When Ajay Tyagi led SEBI between 2017 and February 2022, he was the senior most official on the board since joint secretary and additional secretary level officials represented the government. In recent press conferences, Finance Minister Nirmala Sitharaman had said there was a perception in the public that SEBI had not done its job well in probing the NSE co-location scandal and the government was looking into it, even though they had not arrived at any such view.

The investigating agency CBI, too, has told the court that they were probing the role of SEBI officials in diluting the scam related orders.

‘A course correction’

Days after Tyagi quit as SEBI chief, the government on Tuesday replaced KVR Murty, Joint Secretary MCA, and Anand Mohan Bajaj, Additional Secretary DEA, with Ajay Seth, Secretary, DEA and Rajesh Verma, Secretary MCA. Both these officials will be equal in rank to the newly-appointed SEBI chairperson Madhabi Puri Buch.

According to industry watchers, it simply means that while Buch will lead the day-to-day functioning of the market regulator, the board will have three persons of equal footing driving the various initiatives and the oversight.
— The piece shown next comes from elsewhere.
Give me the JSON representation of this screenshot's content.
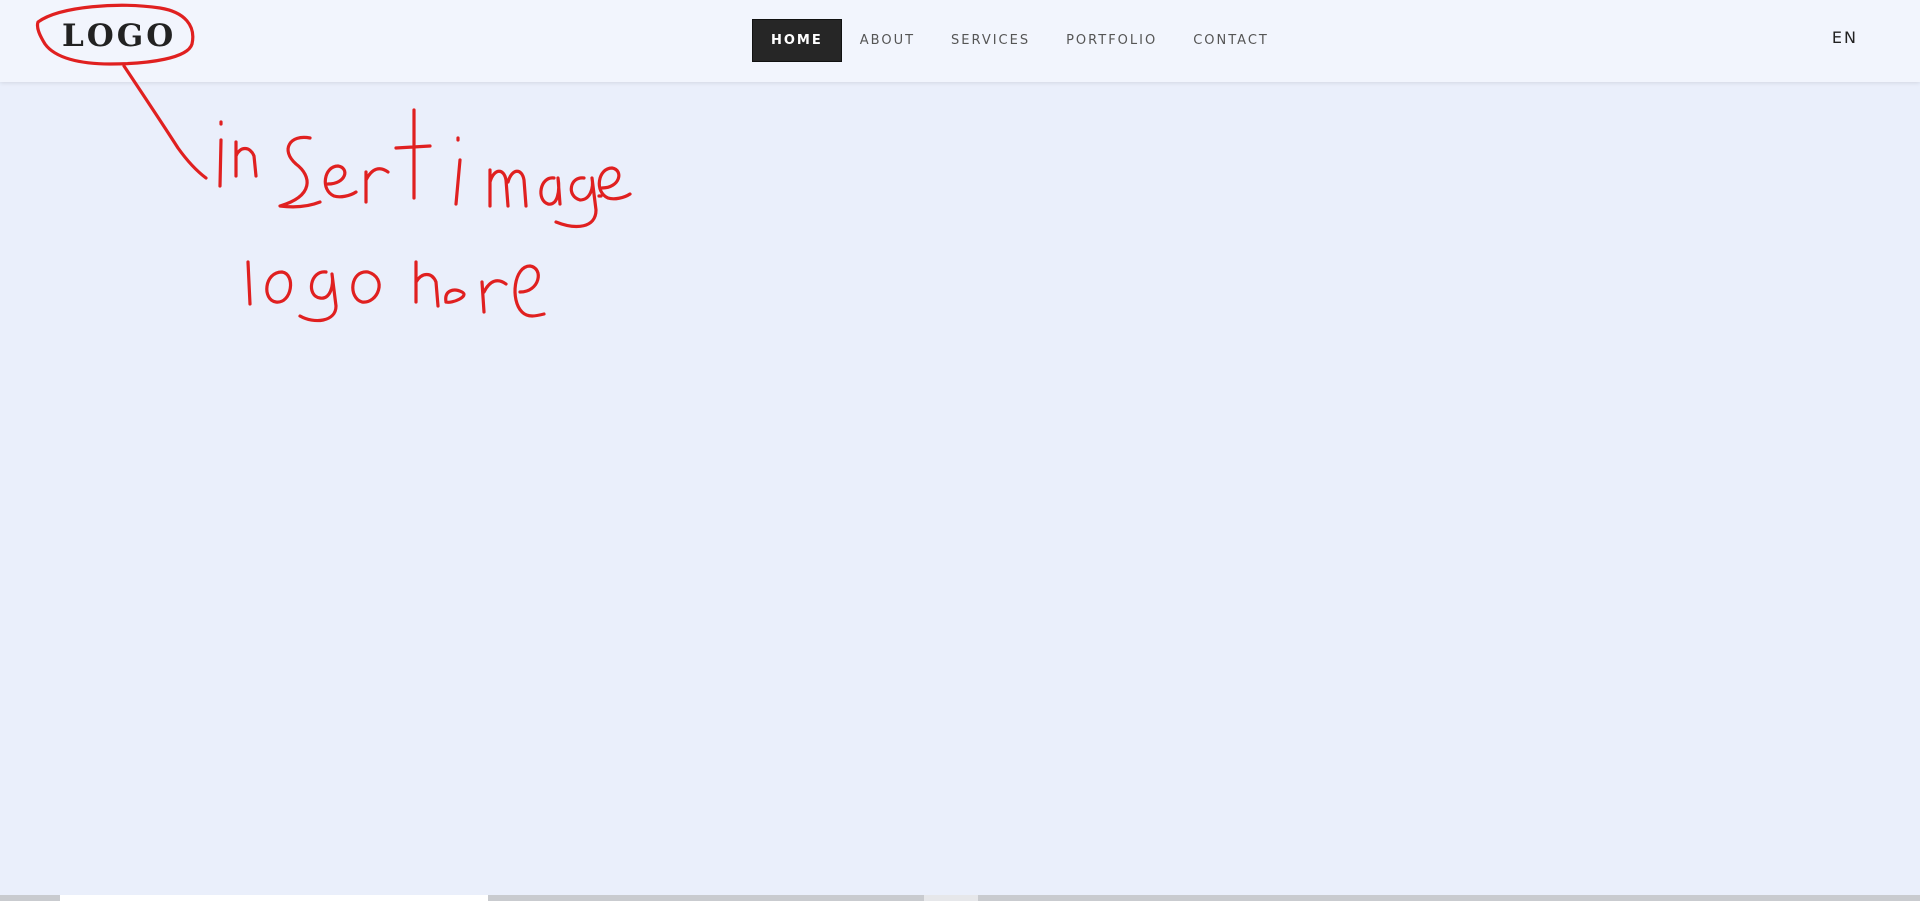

Buch, a private banker for much of her life, is the first non-IAS to head SEBI since its inception nearly three decades ago. 
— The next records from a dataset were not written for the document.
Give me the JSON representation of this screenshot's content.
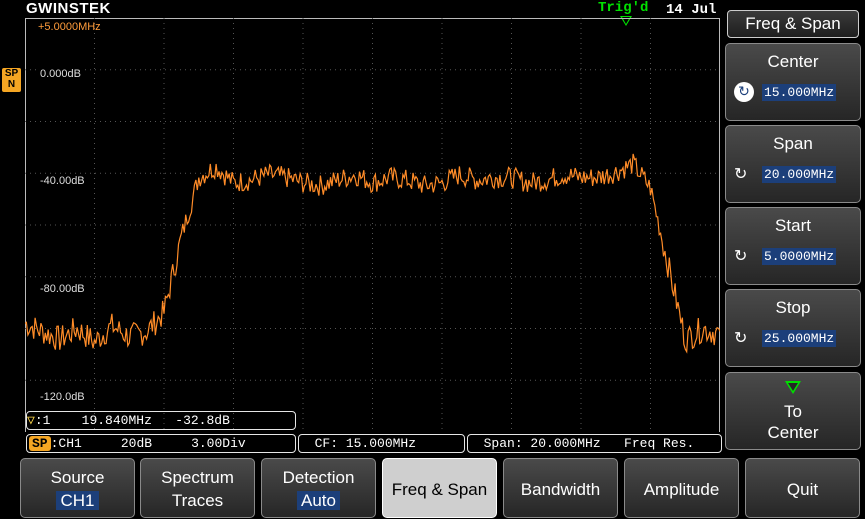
{
  "header": {
    "brand": "GWINSTEK",
    "trig_status": "Trig'd",
    "date": "14 Jul"
  },
  "display": {
    "top_freq": "+5.0000MHz",
    "sp_badge": "SP N",
    "y_labels": [
      "0.000dB",
      "-40.00dB",
      "-80.00dB",
      "-120.0dB"
    ]
  },
  "chart_data": {
    "type": "line",
    "xlabel": "",
    "ylabel": "",
    "x_unit": "MHz",
    "y_unit": "dB",
    "xlim": [
      5.0,
      25.0
    ],
    "ylim": [
      -120,
      0
    ],
    "grid": true,
    "series": [
      {
        "color": "#ff8c28",
        "x": [
          5.0,
          5.5,
          6.0,
          6.5,
          7.0,
          7.5,
          8.0,
          8.5,
          9.0,
          9.5,
          10.0,
          10.5,
          11.0,
          11.5,
          12.0,
          12.5,
          13.0,
          13.5,
          14.0,
          14.5,
          15.0,
          15.5,
          16.0,
          16.5,
          17.0,
          17.5,
          18.0,
          18.5,
          19.0,
          19.5,
          20.0,
          20.5,
          21.0,
          21.5,
          22.0,
          22.5,
          23.0,
          23.5,
          24.0,
          24.5,
          25.0
        ],
        "y": [
          -92,
          -95,
          -98,
          -94,
          -99,
          -93,
          -97,
          -95,
          -88,
          -60,
          -38,
          -34,
          -40,
          -39,
          -37,
          -38,
          -40,
          -41,
          -39,
          -37,
          -40,
          -38,
          -39,
          -41,
          -40,
          -37,
          -39,
          -38,
          -38,
          -40,
          -39,
          -37,
          -38,
          -38,
          -36,
          -33,
          -42,
          -70,
          -98,
          -94,
          -96
        ]
      }
    ]
  },
  "status": {
    "marker_symbol": "▽",
    "marker_index": ":1",
    "marker_freq": "19.840MHz",
    "marker_level": "-32.8dB",
    "sp_tag": "SP",
    "source": ":CH1",
    "ref_level": "20dB",
    "scale": "3.00Div",
    "cf": "CF: 15.000MHz",
    "span": "Span: 20.000MHz",
    "freq_res": "Freq Res."
  },
  "menu": {
    "title": "Freq & Span",
    "center_label": "Center",
    "center_value": "15.000MHz",
    "span_label": "Span",
    "span_value": "20.000MHz",
    "start_label": "Start",
    "start_value": "5.0000MHz",
    "stop_label": "Stop",
    "stop_value": "25.000MHz",
    "to_center_l1": "To",
    "to_center_l2": "Center",
    "knob_icon": "↻"
  },
  "softkeys": {
    "source_label": "Source",
    "source_value": "CH1",
    "traces_l1": "Spectrum",
    "traces_l2": "Traces",
    "detection_label": "Detection",
    "detection_value": "Auto",
    "freq_span": "Freq & Span",
    "bandwidth": "Bandwidth",
    "amplitude": "Amplitude",
    "quit": "Quit"
  }
}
But JN Gupta, former ED, SEBI, said that the move to have secretary-level officials is not unprecedented. “Originally, the government was represented on the SEBI board by secretary-level officials. In the last couple of years, that board position got downgraded. Hence, Tuesday’s appointment seems only like a course correction and one doesn’t have to read anything further,” Gupta said

Team to be strengthened

SEBI will be filling two more vacancies of whole time members (WTM) where the new board could play a key role. The usual composition of SEBI is that of a chairperson, two WTM’s, two government representatives, a RBI nominee and an outside expert.  A former senior SEBI official told BusinessLine that when DR Mehta was the chairman between 1995 and 2002, a joint secretary in the Ministry of Finance represented the government. Then, the SEBI chairman post was a rank lower than secretary and when controversies engulfed SEBI during Mehta’s tenure, a secretary level official was brought in to preside over the board.
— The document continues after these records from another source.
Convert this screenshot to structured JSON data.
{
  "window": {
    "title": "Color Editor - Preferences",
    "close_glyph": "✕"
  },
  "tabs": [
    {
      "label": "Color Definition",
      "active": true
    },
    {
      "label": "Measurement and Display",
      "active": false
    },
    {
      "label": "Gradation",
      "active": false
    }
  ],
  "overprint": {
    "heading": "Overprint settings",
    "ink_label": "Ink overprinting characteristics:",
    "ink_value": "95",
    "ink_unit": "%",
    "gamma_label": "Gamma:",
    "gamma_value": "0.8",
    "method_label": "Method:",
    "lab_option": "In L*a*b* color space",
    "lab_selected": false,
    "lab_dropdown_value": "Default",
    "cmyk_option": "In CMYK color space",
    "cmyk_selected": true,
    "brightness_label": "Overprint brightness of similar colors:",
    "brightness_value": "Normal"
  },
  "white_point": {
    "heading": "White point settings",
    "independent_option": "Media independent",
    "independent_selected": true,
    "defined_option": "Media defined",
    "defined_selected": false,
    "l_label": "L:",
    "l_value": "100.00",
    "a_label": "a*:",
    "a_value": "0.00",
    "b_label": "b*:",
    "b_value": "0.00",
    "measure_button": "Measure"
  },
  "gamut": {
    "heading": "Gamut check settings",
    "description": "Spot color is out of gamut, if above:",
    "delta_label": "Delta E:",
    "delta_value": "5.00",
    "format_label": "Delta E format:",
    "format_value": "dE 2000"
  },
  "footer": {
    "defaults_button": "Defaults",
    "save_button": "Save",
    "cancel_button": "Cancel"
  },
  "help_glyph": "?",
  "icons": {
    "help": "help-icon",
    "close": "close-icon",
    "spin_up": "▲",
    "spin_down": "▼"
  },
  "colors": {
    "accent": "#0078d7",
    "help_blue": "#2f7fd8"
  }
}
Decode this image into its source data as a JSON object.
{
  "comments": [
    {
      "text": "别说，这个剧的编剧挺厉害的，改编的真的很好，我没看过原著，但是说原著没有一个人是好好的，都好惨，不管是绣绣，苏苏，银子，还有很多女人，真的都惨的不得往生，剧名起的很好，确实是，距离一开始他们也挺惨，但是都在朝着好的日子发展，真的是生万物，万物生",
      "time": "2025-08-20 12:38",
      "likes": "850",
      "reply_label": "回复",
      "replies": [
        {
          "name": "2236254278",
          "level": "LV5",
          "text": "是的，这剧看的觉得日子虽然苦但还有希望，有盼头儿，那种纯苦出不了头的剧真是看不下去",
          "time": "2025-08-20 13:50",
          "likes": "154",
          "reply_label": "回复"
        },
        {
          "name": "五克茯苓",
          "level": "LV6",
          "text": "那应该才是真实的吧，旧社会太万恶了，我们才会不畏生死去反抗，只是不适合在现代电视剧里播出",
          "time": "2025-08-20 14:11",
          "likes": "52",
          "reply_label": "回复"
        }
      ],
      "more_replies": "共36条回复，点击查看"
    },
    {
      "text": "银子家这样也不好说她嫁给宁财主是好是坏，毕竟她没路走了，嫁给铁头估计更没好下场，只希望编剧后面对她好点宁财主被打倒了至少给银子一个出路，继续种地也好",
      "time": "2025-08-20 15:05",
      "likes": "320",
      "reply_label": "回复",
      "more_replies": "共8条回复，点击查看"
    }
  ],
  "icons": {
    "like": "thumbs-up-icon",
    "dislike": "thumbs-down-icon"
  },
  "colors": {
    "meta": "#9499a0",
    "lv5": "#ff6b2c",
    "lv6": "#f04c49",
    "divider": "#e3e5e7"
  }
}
When M Damodaran was the SEBI chairman between 2005 and 2008, a secretary level official Ashok Lehari was replaced by joint secretary KP Krishnan. Later when Pranab Mukharjee replaced P Chidambaram as the Finance Minister, two secretary level officials were appointed on SEBI board when CB Bhave was the chairman. The government representation on SEBI board was again downgraded during the terms of UK Sinha and Tyagi as the chiefs.